De notre envoyé spécial à Londres, Christophe Paget
L’Afghanistan est toujours en très grande difficulté économique – sans parler de la guerre. Ces deux dernières semaines, la capitale Kaboul a été frappée par de nombreux attentats, au moment où la force de l’Otan en Afghanistan se prépare à ne laisser que quelques milliers d’‘hommes sur place.

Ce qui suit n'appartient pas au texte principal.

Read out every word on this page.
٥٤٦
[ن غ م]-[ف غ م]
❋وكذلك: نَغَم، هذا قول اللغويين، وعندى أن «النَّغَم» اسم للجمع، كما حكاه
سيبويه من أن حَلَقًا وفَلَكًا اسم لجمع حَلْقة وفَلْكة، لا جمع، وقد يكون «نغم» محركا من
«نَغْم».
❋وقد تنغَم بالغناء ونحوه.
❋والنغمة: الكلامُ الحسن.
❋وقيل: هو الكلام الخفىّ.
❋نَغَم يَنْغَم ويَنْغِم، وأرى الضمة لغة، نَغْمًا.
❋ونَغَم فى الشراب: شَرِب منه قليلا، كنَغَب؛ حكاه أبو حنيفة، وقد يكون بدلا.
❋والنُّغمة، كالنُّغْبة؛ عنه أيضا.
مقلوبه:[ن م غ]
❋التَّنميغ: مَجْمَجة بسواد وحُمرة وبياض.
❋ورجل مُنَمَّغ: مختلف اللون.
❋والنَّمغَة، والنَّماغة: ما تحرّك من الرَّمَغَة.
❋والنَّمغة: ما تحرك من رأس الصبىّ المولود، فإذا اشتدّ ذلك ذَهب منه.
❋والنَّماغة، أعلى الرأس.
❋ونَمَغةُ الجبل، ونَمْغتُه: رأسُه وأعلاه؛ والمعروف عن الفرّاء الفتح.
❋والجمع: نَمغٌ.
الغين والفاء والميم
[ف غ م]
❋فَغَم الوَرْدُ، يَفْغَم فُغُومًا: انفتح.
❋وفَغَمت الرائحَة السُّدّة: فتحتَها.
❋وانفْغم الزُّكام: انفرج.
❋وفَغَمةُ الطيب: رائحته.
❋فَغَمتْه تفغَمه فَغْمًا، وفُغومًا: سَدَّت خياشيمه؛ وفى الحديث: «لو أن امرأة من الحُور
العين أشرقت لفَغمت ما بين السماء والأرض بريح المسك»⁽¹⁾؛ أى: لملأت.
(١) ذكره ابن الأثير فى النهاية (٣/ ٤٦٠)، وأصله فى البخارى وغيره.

Mais grâce à l'aide internationale déjà versée, des progrès ont été faits. « Quand on visite ce pays, on constate quand même qu’il y a eu quelques changements, notamment les routes, même si la qualité n’est pas très bonne, mais qui relient les différents points du pays, explique Karim Pakzad, chercheur à l’IRIS. Il y a eu quelques efforts sur le plan de l’éducation, plusieurs millions d’élèves, garçons et filles, vont à l’école, même, encore, si il y a des enfants qui ne bénéficient pas de l’instruction. Sur le plan de la santé, également, il y a plus d’hôpitaux, il y a plus de dispensaires. Il y a eu quelques efforts qui ont été fait. La critique est adressée aussi bien à la communauté internationale et au gouvernement afghan, c’est que le progrès accompli par rapport à la somme dépensée n’est pas vraiment important ».
Une corruption endémique
Le problème, c’est la corruption au sein du gouvernement afghan et le gaspillage de l’aide internationale. Lors de chaque conférence pour l’Afghanistan, l’aide est conditionnée à des réformes mais sur le terrain, rien n'avance, d’où un certain découragement des donateurs.

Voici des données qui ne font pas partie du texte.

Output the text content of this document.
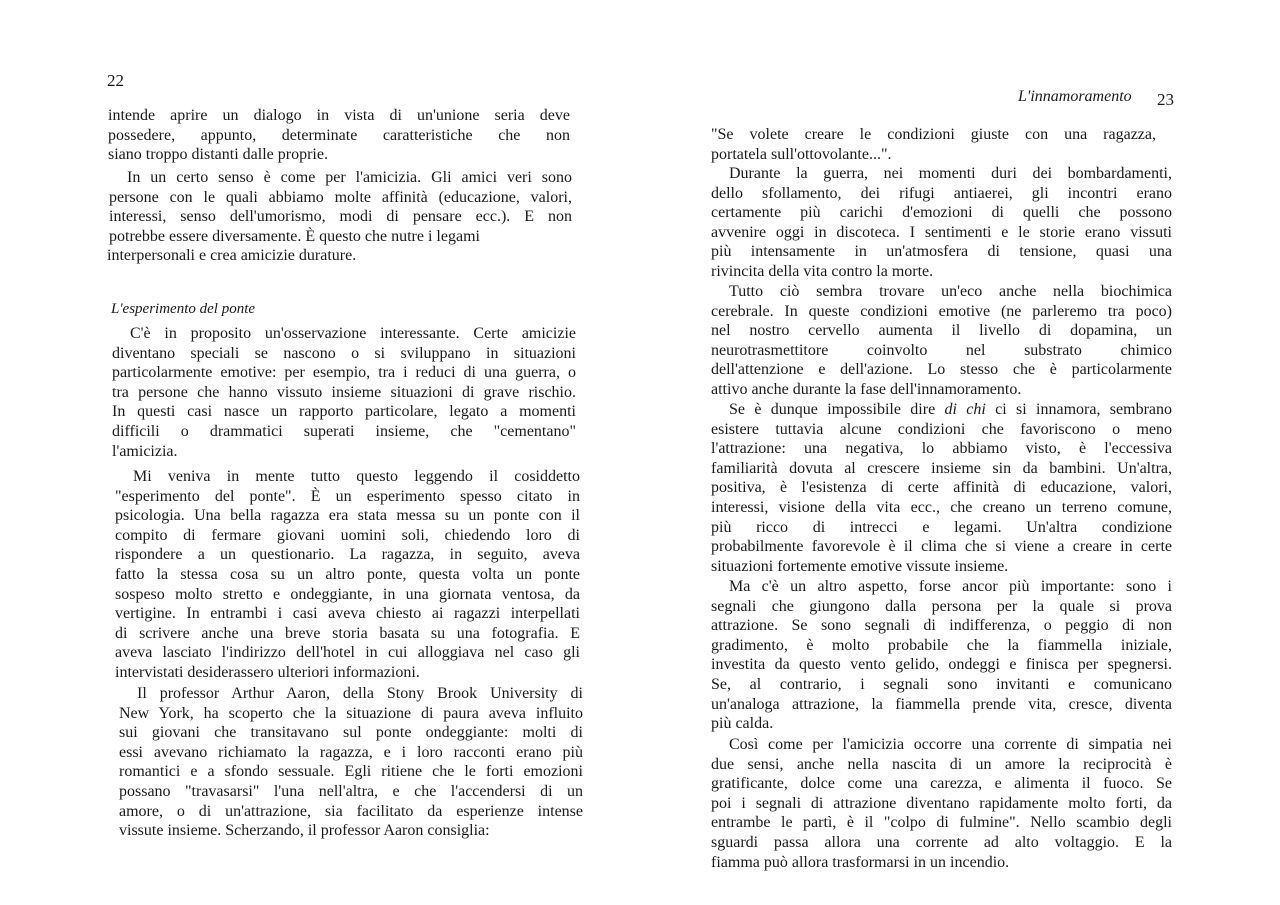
22
intende aprire un dialogo in vista di un'unione seria deve
possedere, appunto, determinate caratteristiche che non
siano troppo distanti dalle proprie.
In un certo senso è come per l'amicizia. Gli amici veri sono
persone con le quali abbiamo molte affinità (educazione, valori,
interessi, senso dell'umorismo, modi di pensare ecc.). E non
potrebbe essere diversamente. È questo che nutre i legami
interpersonali e crea amicizie durature.
L'esperimento del ponte
C'è in proposito un'osservazione interessante. Certe amicizie
diventano speciali se nascono o si sviluppano in situazioni
particolarmente emotive: per esempio, tra i reduci di una guerra, o
tra persone che hanno vissuto insieme situazioni di grave rischio.
In questi casi nasce un rapporto particolare, legato a momenti
difficili o drammatici superati insieme, che "cementano"
l'amicizia.
Mi veniva in mente tutto questo leggendo il cosiddetto
"esperimento del ponte". È un esperimento spesso citato in
psicologia. Una bella ragazza era stata messa su un ponte con il
compito di fermare giovani uomini soli, chiedendo loro di
rispondere a un questionario. La ragazza, in seguito, aveva
fatto la stessa cosa su un altro ponte, questa volta un ponte
sospeso molto stretto e ondeggiante, in una giornata ventosa, da
vertigine. In entrambi i casi aveva chiesto ai ragazzi interpellati
di scrivere anche una breve storia basata su una fotografia. E
aveva lasciato l'indirizzo dell'hotel in cui alloggiava nel caso gli
intervistati desiderassero ulteriori informazioni.
Il professor Arthur Aaron, della Stony Brook University di
New York, ha scoperto che la situazione di paura aveva influito
sui giovani che transitavano sul ponte ondeggiante: molti di
essi avevano richiamato la ragazza, e i loro racconti erano più
romantici e a sfondo sessuale. Egli ritiene che le forti emozioni
possano "travasarsi" l'una nell'altra, e che l'accendersi di un
amore, o di un'attrazione, sia facilitato da esperienze intense
vissute insieme. Scherzando, il professor Aaron consiglia:
L'innamoramento 23
"Se volete creare le condizioni giuste con una ragazza,
portatela sull'ottovolante...".
Durante la guerra, nei momenti duri dei bombardamenti,
dello sfollamento, dei rifugi antiaerei, gli incontri erano
certamente più carichi d'emozioni di quelli che possono
avvenire oggi in discoteca. I sentimenti e le storie erano vissuti
più intensamente in un'atmosfera di tensione, quasi una
rivincita della vita contro la morte.
Tutto ciò sembra trovare un'eco anche nella biochimica
cerebrale. In queste condizioni emotive (ne parleremo tra poco)
nel nostro cervello aumenta il livello di dopamina, un
neurotrasmettitore coinvolto nel substrato chimico
dell'attenzione e dell'azione. Lo stesso che è particolarmente
attivo anche durante la fase dell'innamoramento.
Se è dunque impossibile dire di chi ci si innamora, sembrano
esistere tuttavia alcune condizioni che favoriscono o meno
l'attrazione: una negativa, lo abbiamo visto, è l'eccessiva
familiarità dovuta al crescere insieme sin da bambini. Un'altra,
positiva, è l'esistenza di certe affinità di educazione, valori,
interessi, visione della vita ecc., che creano un terreno comune,
più ricco di intrecci e legami. Un'altra condizione
probabilmente favorevole è il clima che si viene a creare in certe
situazioni fortemente emotive vissute insieme.
Ma c'è un altro aspetto, forse ancor più importante: sono i
segnali che giungono dalla persona per la quale si prova
attrazione. Se sono segnali di indifferenza, o peggio di non
gradimento, è molto probabile che la fiammella iniziale,
investita da questo vento gelido, ondeggi e finisca per spegnersi.
Se, al contrario, i segnali sono invitanti e comunicano
un'analoga attrazione, la fiammella prende vita, cresce, diventa
più calda.
Così come per l'amicizia occorre una corrente di simpatia nei
due sensi, anche nella nascita di un amore la reciprocità è
gratificante, dolce come una carezza, e alimenta il fuoco. Se
poi i segnali di attrazione diventano rapidamente molto forti, da
entrambe le partì, è il "colpo di fulmine". Nello scambio degli
sguardi passa allora una corrente ad alto voltaggio. E la
fiamma può allora trasformarsi in un incendio.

Certes, c’est un nouveau président afghan qui arrive à Londres, Ashraf Ghani, entré en fonction fin septembre.
Il a commencé à prendre des dispositions pour lutter contre la corruption mais, selon Karim Pakzad, elles ne peuvent qu’être symboliques. « Symboliques pour une simple raison : en fait depuis les élections controversées de juin dernier, il y a un gouvernement d’union nationale. Malheureusement, ce gouvernement d’union nationale n’a pas réussi jusqu'à aujourd’hui, c'est-à-dire deux mois après sa formation, à former un gouvernement. Il n’y a pas d’accord sur le nombre des principaux ministres, notamment le ministre des Affaires étrangères, des Finances, de l’Intérieur, de la Défense… C’est la raison pour laquelle des anciens ministres, à titre exceptionnel, accompagnent le président à la conférence de Londres ».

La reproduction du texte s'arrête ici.